Samarasekera was a member of the Sri Lankan cricket teams participated for the Cricket World Cup in 1983 and 1992.

==Early years==
Athula Samarasekera started his cricket career at Mahinda College, Galle, where he had his education. He captained his college cricket team at the annual Richmond–Mahinda Cricket Encounter in 1981. Then he joined the Colombo Cricket Club, where he subsequently became a permanent fixture of the team.

==International career==
Samarasekera made his One Day International debut at Swansea against Pakistan during the 1983 Cricket World Cup and made his Test debut 5 years later against England at the Lord's in August 1988. He scored a half century in the second innings of his first test and took three wickets in the match, though Sri Lanka went on to lose the game by 7 wickets.

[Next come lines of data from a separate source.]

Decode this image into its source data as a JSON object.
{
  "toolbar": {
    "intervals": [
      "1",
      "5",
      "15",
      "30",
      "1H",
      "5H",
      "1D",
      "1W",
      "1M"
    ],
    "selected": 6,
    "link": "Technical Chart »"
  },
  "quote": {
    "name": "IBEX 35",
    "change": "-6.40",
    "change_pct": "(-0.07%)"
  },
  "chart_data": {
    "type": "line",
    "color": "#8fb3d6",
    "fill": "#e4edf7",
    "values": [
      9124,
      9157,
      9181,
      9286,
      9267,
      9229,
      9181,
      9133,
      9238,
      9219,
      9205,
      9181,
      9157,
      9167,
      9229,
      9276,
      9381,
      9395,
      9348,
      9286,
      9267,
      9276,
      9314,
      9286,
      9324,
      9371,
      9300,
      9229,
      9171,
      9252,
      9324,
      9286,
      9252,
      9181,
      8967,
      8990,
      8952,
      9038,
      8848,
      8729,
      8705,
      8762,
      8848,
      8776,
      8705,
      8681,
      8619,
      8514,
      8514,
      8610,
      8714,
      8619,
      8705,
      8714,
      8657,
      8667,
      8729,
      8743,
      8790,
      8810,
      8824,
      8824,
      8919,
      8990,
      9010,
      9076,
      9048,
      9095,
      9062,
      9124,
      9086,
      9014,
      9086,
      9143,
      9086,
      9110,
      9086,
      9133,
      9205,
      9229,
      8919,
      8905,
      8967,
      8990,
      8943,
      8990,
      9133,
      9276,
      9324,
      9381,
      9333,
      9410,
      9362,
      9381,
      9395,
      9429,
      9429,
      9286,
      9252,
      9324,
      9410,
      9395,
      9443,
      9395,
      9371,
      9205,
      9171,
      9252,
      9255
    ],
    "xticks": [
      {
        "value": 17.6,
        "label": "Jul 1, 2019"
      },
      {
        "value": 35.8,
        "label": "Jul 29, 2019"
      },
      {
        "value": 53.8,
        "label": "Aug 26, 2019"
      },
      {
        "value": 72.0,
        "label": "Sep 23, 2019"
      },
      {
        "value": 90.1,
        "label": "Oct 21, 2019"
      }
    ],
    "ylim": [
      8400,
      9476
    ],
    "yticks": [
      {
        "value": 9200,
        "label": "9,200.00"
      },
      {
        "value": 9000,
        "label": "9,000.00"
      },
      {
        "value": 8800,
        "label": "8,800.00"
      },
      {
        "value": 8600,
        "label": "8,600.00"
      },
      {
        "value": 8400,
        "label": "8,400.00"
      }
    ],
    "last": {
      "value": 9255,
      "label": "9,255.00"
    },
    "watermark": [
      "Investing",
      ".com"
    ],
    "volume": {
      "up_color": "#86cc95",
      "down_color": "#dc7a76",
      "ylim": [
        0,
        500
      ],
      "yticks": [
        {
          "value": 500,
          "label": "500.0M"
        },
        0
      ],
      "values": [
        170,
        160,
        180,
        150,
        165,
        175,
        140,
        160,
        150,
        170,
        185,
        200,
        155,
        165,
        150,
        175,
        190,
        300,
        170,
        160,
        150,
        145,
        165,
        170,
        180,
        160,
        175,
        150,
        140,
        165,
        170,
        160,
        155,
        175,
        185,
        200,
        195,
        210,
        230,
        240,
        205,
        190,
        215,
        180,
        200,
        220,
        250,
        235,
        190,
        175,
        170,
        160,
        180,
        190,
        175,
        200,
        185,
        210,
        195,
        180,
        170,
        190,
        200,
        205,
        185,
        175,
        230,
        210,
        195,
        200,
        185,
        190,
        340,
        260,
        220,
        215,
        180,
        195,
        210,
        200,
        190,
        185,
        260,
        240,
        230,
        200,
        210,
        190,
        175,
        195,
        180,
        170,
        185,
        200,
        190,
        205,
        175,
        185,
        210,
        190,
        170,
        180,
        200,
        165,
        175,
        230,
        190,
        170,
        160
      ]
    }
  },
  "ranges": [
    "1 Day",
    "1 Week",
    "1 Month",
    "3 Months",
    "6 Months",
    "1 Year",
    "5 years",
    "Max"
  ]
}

Samarasekera was one of the first openers to successfully take the advantage of field restrictions by hitting air-borne shots in ODI cricket. His most memorable ODI performance came in the 1992 cricket world cup, when he scored a brisk 75 against Zimbabwe, reaching his half century in just 31 balls in the first ever successful run chase of over 300 runs in ODI history.

Tall and correct, he was an aggressive batsman and more than a handy bowler, but failed to make his mark in international cricket with the limited opportunities he got. His elder brother Anura Samarasekera was also a first class cricketer in Sri Lanka.

==After cricket==
Samarasekera chose to end his international career in 1994 by deciding to take up professional cricket in Bangladesh, since he never had the opportunity to fully establish a permanent position in the team.

Athula now lives in Hampton Park, a suburb of Melbourne, with his wife and children. He coaches young cricketers in the arts of batting and bowling.